As Mariana Pestana notes in her catalogue essay, humanity'southward bear upon on the planet began to chop-chop increase at the aforementioned time as 18th century Europe adopted (and elevated) scientific rationality as a system for understanding and exploiting the natural globe. I of the exhibitions merits is the inclusion of a range of projects that seek to decolonize environmental activism and its modes of understanding. Carolina Caycedo'southward (2017) Serpent River Volume, for example, charts the consequences of privatizing and building damns on rivers for the indigenous populations that depend on them. Refusing to adopt 1 'gods-eye' view, this accordion fold-out book brings together photography, myth, cartoon and written text to map-out the effects of river privatization.

Post-colonial critique and rivers as well characteristic in Ursula Biemann and Paula Taveres Wood Law (2014), a film which centers around a series of legal cases in Ecuador that led to the state granting legal rights to forests of the Amazon. Testimony from indigenous leaders and activists involved in the battle reveals the challenge of working against a legal system that does non admit other ethical codes toward the natural earth. Equally one leader mentions, the courts "didn't understand the sacred", and by extension failed to recognize the ethical relations that indigenous peoples held to the forest.
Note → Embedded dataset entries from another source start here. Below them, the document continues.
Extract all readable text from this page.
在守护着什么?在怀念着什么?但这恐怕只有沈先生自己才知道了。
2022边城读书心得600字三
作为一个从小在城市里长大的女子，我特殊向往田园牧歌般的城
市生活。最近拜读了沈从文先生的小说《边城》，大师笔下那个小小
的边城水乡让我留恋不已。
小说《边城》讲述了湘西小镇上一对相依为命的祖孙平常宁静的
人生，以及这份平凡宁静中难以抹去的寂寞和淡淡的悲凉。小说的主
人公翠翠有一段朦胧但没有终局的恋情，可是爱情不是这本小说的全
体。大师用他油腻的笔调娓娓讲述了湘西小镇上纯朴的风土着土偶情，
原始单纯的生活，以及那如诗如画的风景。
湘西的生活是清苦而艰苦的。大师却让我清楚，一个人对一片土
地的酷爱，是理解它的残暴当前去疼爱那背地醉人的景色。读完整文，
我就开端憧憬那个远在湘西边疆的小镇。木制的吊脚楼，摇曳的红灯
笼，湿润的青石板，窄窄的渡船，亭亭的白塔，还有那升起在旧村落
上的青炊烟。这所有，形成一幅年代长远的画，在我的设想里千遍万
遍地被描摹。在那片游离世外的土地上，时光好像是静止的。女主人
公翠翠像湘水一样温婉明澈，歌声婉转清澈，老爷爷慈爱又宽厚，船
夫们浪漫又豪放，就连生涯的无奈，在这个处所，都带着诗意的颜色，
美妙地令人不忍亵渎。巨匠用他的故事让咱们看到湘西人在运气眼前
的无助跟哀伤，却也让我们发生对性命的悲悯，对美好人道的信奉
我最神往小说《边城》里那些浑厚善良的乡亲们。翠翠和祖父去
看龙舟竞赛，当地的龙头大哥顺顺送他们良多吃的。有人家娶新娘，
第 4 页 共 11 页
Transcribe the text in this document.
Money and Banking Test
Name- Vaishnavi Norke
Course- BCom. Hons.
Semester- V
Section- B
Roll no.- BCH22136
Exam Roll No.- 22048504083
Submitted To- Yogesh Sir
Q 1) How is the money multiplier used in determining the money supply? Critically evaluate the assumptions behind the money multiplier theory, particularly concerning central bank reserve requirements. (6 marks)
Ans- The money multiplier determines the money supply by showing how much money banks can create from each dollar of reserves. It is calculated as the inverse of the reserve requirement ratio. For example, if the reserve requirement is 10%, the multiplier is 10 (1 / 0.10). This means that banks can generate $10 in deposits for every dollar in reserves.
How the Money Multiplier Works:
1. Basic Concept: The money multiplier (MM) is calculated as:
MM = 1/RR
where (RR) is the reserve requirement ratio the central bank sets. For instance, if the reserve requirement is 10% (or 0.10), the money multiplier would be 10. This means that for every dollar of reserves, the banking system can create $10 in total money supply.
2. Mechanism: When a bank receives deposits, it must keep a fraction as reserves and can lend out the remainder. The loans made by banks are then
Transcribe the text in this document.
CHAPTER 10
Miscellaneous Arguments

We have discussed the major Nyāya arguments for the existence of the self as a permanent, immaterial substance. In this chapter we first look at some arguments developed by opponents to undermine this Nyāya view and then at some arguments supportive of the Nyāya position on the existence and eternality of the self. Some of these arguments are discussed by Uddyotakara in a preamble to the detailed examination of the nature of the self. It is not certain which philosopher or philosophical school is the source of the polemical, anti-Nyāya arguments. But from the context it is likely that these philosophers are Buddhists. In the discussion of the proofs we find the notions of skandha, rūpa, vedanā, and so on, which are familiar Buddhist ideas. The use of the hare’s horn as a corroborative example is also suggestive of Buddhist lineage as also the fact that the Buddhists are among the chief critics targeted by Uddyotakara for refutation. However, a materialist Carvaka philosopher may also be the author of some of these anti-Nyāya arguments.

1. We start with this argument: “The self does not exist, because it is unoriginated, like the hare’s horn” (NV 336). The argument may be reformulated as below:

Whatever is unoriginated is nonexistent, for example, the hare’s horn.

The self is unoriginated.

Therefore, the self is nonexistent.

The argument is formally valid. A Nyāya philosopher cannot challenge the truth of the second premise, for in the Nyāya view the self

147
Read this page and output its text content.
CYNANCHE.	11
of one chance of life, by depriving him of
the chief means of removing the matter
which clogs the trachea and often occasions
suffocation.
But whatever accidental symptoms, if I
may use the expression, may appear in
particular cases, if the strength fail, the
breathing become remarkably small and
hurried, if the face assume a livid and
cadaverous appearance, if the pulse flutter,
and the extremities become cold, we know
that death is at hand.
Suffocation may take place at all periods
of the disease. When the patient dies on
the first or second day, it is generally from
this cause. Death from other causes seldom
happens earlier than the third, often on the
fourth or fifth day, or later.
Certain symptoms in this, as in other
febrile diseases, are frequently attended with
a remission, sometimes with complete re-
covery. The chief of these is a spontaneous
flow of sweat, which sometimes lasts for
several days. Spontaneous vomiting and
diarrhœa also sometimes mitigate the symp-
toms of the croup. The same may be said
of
Information technology is one of the most powerful works in the exhibition, a reminder that solidarity in the environmental struggle will demand to operate non only amongst different peoples, but likely besides between epistemologies.

Walking through the exhibition, I thought of a story that appeared in the guide-books I'd read about Lisbon. On a Sunday morning time in 1755 the urban center began to shudder, startling its inhabitants as buildings started to collapse. Thousands interrupted their morning time prayer fearing divine retribution, emptying the churches only to exist killed past a tsunami minutes later. The great Lisbon convulsion brought the end of Portugal's colonial supremacy and became synonymous for Enlightenment thinkers with the problem of Evil: how could God, a benevolent and all-powerful being, allow terrible things like this to happen on Earth?

Today, many would have described the globe-quake every bit a natural disaster. Merely as the fine art-historian T.J. Demos has argued in Decolonizing Nature, climate change is always already a socio-political problem, i moreover that has differing consequences depending on geographical location, wealth and the form of life of those affected. Would and then many in Lisbon have died if there had been no buildings, or even if their Sun morning had been spent inland? Forest Law powerfully stages the complex intersection of geography, culture and history past locating the testimonies within the Ecuadorian Amazon itself, positioning the narrative both subjectively and geographically. Eco-Visionaries too achieves an infrequent piece of positioning, not only in the heart of a city marked by environmental change, but ane that places the urgency of ecological activism at the heart of art, pattern and the civic debate.